As the Worldwatch Institute pointed out in its initial Sustainable Energy Roadmap assessment of the country, the Dominican Republic has very strong solar resources, comparable to the U.S. southwest. Given high transmission losses and the scale of the country’s two largest load centers (Santo Domingo and Santiago), solar PV could see tremendous success in bringing more affordable electricity to consumers and reducing the amount of electricity—and by extension, fuel—necessary to meet customer demand.
Electricity sector reform
Lastly, the Dominican government has a great chance to significantly reform the electricity sector. It has a chance to bring some much-needed coordination to a sector that currently comprises various autonomous actors. The closest thing the government has to a leadership agency is the state-owned utility, Corporación Dominicana de Empresas Eléctricas Estatales (CDEEE). However, the Superintendencia de Electridad (SIE) and the Comisión Nacional de Energía (CNE) are supposed to make recommendations that agencies like CDEEE are meant to follow, but there is no mechanism for enforcement. In addition, all actors must make sure their decisions are in line with the CNCCMDL. This lack of defined leadership leads to a lot of confusion.
Legislation is currently being formed that would create a Ministry of Energy and Mining. The administration and the National Congress have produced their respective drafts, which are now being reconciled and merged into one document. Such a ministry could bring a more regulated structure and a uniform set of laws to which all agencies are accountable.

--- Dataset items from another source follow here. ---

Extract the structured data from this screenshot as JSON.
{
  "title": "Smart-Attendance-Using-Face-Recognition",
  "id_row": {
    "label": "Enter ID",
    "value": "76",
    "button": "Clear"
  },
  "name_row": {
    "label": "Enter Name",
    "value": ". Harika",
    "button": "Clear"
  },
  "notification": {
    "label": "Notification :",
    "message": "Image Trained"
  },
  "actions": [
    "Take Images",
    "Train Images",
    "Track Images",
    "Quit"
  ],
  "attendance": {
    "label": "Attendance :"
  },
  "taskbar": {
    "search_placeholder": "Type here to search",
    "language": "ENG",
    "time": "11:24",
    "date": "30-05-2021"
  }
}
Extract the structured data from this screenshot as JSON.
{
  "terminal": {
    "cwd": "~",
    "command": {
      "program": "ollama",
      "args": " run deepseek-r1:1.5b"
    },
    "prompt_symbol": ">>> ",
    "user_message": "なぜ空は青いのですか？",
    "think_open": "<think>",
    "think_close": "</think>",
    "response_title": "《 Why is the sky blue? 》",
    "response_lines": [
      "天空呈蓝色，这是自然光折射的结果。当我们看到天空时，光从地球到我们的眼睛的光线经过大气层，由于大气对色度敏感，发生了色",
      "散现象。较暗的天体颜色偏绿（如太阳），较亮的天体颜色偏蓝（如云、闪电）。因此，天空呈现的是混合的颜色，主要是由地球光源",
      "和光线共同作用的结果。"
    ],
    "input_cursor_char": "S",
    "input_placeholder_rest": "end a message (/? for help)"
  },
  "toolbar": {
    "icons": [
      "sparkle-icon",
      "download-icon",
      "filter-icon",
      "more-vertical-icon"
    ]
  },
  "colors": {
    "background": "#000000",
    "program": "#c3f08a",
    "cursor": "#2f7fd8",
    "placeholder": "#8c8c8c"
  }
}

If this new ministry were to form, however, it is hard to say what the impact of any previous recommendations might be. The 2012 IDB report was created in the context described above—many actors without a single set of rules to coordinate them. But, since it appears that the government is trying to better organize things, it has a great opportunity to ensure that renewable energy receives stronger consideration and preference than it has in the past.
Up until now, CNE has been responsible for making recommendations to support and foster the growth of renewables. But that is where its authority ends. There is no real mechanism to ensure that its recommendations are prioritized or implemented. A strong mandate for an energy ministry could change all of that.

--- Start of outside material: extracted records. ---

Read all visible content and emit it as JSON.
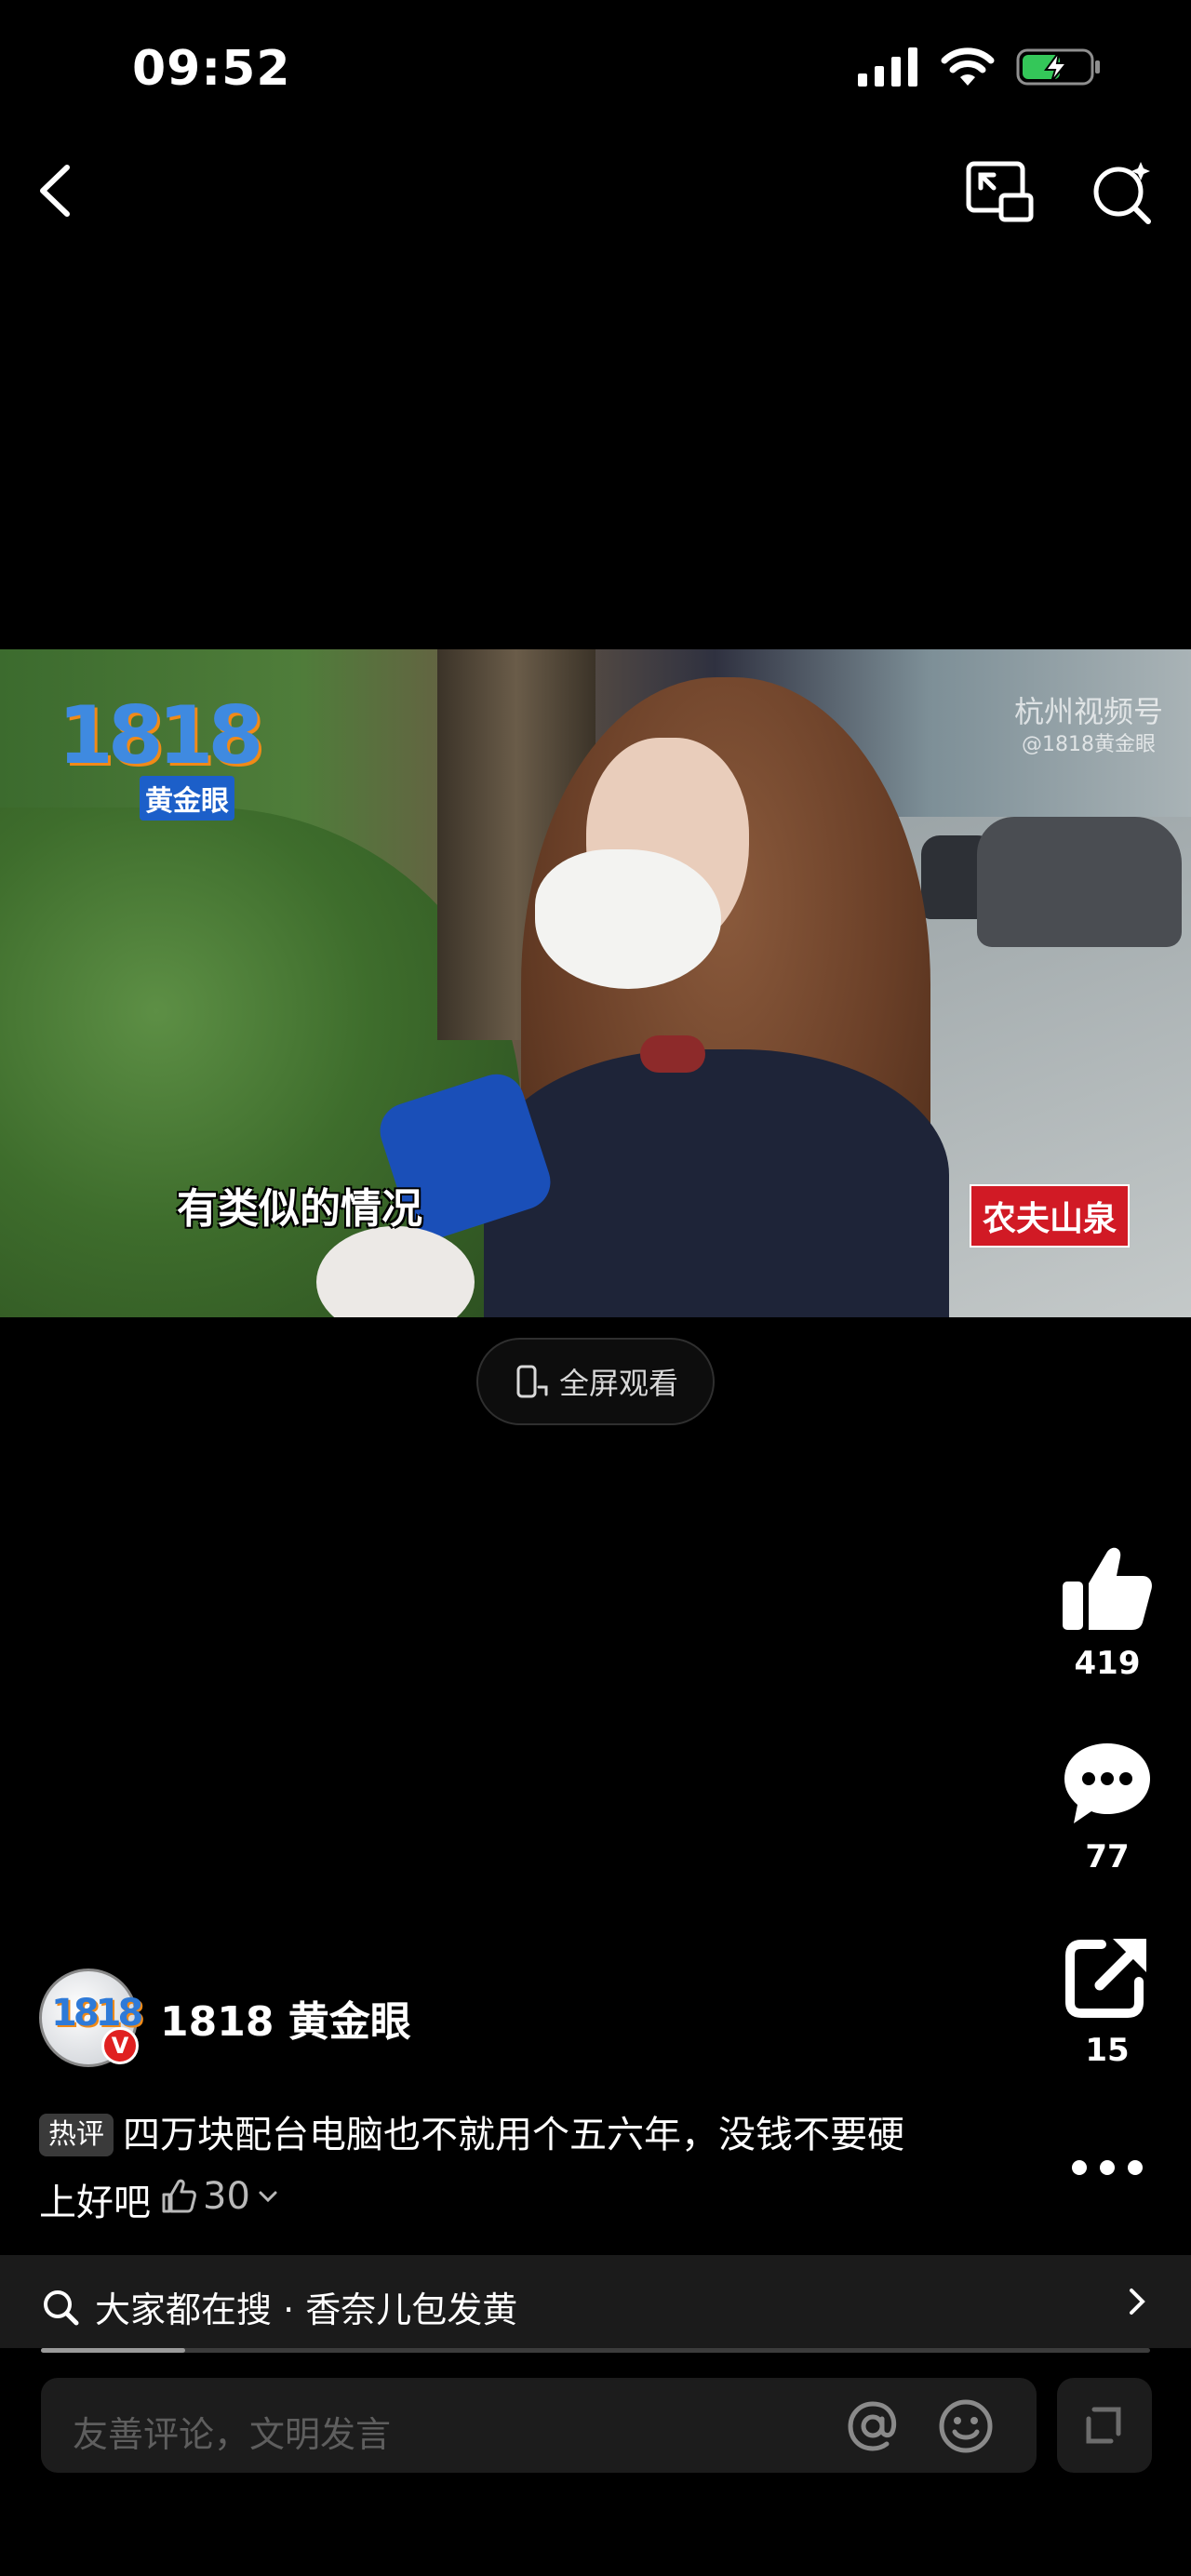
{
  "status_bar": {
    "time": "09:52"
  },
  "video": {
    "logo_number": "1818",
    "logo_name": "黄金眼",
    "watermark": "杭州视频号",
    "watermark_sub": "@1818黄金眼",
    "subtitle": "有类似的情况",
    "sponsor": "农夫山泉"
  },
  "fullscreen_label": "全屏观看",
  "actions": {
    "likes": "419",
    "comments": "77",
    "shares": "15"
  },
  "author": {
    "avatar_text": "1818",
    "name": "1818 黄金眼",
    "verified_mark": "V"
  },
  "hot_comment": {
    "badge": "热评",
    "text": "四万块配台电脑也不就用个五六年，没钱不要硬上好吧",
    "like_count": "30"
  },
  "search_suggestion": {
    "label": "大家都在搜 · 香奈儿包发黄",
    "progress": 0.13
  },
  "comment_input": {
    "placeholder": "友善评论，文明发言"
  }
}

But it is hard to say if that is even part of the discussion. The proposed energy ministry legislation is not available to the public. Since the energy aspect will be combined with the mining activities of the country, there is uncertainty over which of the two will have more influence on the final legislation. In addition to major reforms, a much more open and transparent process to ensure alignment with future energy goals is needed—and right now, that element is sorely missing.
A new future needs new solutions
In the haste to solve a pressing crisis, it is easy to see how decision makers will opt for an expedient and familiar solution: focus on the bottom line, add more capacity as cheaply as possible, and bring down prices immediately. These are not bad ends in themselves, but it could end up costing the country even more in the long run if all they are doing is papering over the problems of a broken system.
What they should be doing is taking a longer-term approach that is in line with the vision and political will they have shown in the past for implementing more-sustainable and lasting solutions (i.e., net metering, Renewable Energy Support Law, etc.). As Worldwatch is finding in its continued Sustainable Energy Roadmap work, these solutions exist, and now is the time to implement them.
Mark Konold is a Project Manager for Worldwatch’s Climate & Energy Program.